Metal sheet coated with a thermoplastic resin on one or both sides has long been used for shaping into bodies and end panels for food and beverage containers. The coating is applied by a variety of processes including roll coating, reverse roll coating, spraying, electrocoating, powder coating, and lamination. Coatings are applied to the metal sheet in order to improve corrosion resistance, formability, and appearance.
Electron beam radiation is used in the prior art to cure a coating material after it has been applied to a substrate. “Curing” is a common name for the process in which an organic coating applied to a substrate is polymerized to or nearly to the maximum extent practical, and in addition, curing drives off of all or nearly all of the solvent if any is present. The curing of a coating may involve polymerization from monomers, or the chain lengthening (cross linking) of oligomers or polymers, or any combination thereof. The average molecular weight of the polymer chains is increased, and any solvents which might be present are largely driven off. Electron beam curing may be defined as the above curing process induced by electron beam irradiation. Solvents are frequently not present in electron beam cured formulations, and therefore are frequently not driven off in the curing process. In electron beam curing, the electron beam ionizes specific molecules, which initiate a free radical reaction in the uncured coating and causes polymer cross linking (increasing average polymer molecular weight). A typical example of electron beam curing is in U.S. Pat. No. 4,452,374, granted to Hitchcock et al. In this patent, the polymer coating is cured by “cross linking the (polymer) via the use of conventional high energy electron beam irradiation techniques”. Many other examples exist in the patent literature and published references. However, the curing treatments are stopped when full polymerization is reached or approached. This is because added energy, whether thermal, electron beam, or other, will begin to break polymer bonds, shorten chain length, reduce average molecular weight, and deteriorate the coating properties if energy application is continued beyond the point of full polymerization. Such property deterioration may include embrittlement, loss of strength, adhesion failure, and or yellowing of the polymer coating. With no nearby reactive materials present to continue the polymerization process, application of added energy causes the polymers to simply undergo a scission process in which chains are shortened and average molecular weight decreases.

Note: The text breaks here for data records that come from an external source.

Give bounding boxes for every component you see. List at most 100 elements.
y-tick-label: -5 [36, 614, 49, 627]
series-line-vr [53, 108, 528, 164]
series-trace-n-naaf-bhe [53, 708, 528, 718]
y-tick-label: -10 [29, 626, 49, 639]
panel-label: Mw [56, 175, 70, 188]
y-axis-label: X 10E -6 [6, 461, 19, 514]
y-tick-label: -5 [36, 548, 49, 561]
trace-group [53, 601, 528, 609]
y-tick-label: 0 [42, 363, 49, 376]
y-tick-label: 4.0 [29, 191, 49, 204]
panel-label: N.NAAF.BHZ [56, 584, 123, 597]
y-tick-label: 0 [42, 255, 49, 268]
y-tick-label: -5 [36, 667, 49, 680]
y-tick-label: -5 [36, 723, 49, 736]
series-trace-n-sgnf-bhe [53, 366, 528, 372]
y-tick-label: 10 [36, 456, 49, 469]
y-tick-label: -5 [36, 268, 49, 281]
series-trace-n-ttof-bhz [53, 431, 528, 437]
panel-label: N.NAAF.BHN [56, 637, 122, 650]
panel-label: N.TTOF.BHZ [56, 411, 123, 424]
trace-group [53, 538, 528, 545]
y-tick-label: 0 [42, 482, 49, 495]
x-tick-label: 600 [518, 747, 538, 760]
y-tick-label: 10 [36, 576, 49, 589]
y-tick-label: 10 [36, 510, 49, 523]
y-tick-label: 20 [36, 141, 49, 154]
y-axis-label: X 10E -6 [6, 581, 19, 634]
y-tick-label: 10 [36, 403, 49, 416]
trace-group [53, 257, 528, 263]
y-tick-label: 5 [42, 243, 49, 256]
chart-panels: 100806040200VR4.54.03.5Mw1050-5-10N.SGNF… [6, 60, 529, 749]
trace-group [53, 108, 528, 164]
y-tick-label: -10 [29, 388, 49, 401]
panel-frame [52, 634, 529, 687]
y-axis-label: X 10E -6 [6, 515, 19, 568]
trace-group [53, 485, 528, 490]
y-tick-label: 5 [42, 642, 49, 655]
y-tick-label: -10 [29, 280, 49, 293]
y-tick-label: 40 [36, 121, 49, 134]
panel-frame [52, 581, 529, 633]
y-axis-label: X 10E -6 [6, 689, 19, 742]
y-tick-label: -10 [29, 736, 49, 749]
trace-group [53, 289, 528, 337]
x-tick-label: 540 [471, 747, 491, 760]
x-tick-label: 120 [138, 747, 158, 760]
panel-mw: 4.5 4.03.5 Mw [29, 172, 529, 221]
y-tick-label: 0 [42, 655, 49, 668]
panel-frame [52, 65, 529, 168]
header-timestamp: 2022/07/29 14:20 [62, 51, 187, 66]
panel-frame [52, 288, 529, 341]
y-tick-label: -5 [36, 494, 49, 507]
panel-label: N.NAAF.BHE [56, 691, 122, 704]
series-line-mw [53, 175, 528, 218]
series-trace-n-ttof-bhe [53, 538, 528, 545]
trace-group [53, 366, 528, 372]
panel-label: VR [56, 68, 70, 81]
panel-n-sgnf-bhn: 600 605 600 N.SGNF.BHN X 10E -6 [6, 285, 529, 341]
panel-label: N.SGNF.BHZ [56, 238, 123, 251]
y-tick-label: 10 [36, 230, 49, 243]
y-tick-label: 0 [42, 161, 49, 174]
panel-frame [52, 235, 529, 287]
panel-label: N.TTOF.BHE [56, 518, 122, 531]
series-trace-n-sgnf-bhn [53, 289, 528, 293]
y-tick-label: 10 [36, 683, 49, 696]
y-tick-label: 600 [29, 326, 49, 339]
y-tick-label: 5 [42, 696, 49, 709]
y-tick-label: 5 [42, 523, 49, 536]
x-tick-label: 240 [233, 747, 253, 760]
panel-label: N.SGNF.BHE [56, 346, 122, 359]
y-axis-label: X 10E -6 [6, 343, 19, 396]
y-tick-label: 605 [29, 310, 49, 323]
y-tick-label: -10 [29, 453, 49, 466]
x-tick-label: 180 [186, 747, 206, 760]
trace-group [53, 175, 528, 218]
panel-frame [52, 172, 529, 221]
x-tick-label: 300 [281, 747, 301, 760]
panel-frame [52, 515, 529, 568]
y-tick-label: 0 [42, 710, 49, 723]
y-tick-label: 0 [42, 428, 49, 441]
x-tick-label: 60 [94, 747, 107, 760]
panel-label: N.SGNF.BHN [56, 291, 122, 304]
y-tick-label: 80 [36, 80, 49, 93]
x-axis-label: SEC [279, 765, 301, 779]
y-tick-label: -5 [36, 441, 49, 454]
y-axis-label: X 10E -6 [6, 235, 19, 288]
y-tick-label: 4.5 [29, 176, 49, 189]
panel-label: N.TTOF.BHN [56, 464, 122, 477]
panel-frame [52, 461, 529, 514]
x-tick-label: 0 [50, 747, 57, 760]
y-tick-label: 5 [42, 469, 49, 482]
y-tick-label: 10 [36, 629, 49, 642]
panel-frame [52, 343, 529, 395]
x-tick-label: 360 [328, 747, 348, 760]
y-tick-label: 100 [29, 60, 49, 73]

Polymer coatings which are applied as fully polymerized materials do not receive a curing step after they are applied to a metal substrate. In extrusion coating, a polymer which has already been fully polymerized is melted and extruded onto the metal surface. A small amount of additional heating may be used to assure that the molten polymer flows into microscopic porosity in the substrate, but no further polymerization takes place, and no additional heating or irradiation is applied to cure the coating, drive off solvents, or further polymerize the coating molecules. In powder coating, fully polymerized powdered polymers are applied to the substrate, and then heated to melt them into a coherent mass and induce adhesion to the substrate. Again, however, no further polymerization takes place, and no heating or irradiation is applied to cure the coating, drive off solvents, or further polymerize the coating molecules.
Coating processes most commonly used commercially at the present time require solvent based systems that generate vapors. In order to provide a more environmentally acceptable coating process not requiring any solvents, extrusion coating of thermoplastic polymers onto metal surfaces has been proposed. Some prior art patents disclosing extrusion coating onto metal include Smith et al. U.S. Pat. No. 5,407,702; Levendusky et al. U.S. Pat. No. 5,919,517; Hitchock et al. U.S. Pat. No. 4,452,374; and Schmid et al. U.S. Pat. Nos. 5,942,285 and 6,153,264.
Extrusion coated aluminum alloy sheet performs adequately for some purposes. However, the highly ductile nature of thermoplastic polymers leads to problems when the polymer coated sheet is formed into end panels for food and beverage containers. The first problem, called “feathering” or “membraning”, occurs when the thermoplastic coating separates from the metal when a pull tab or stay on tab is opened. A thin sheet of the separated coating is visible, either partially covering the container spout or sticking out from the opened panel. A second problem is called “angel hair”, in which polymer coating pushed into the score line on the end panel forms fine filaments when the end is opened, thereby creating an undesirable appearance. The fine filaments of coating are free to enter the container through the opening or to enter the consumer's mouth. Angel hair sometimes also forms at the peripheral edges of polymer coated metal disk blanks for can bodies and at the top edges of polymer coated can bodies.
Accordingly, there still remains a need to provide polymer coated metal sheet having improved resistance to feathering and angel hair formation when the coated sheet is shaped into container end panels.
A principal objective of the present invention is to provide a process for making a metal-polymer composite including a polymer coating having scissioned polymer chains in order to improve resistance to feathering and angel hair formation.
Some advantages of the invention are that the process is inexpensive, can be performed quickly, and is capable of being operated without generating pollutants.
Additional objectives and advantages of our invention will become apparent to persons skilled in the art from the following detailed description of some particularly preferred embodiments.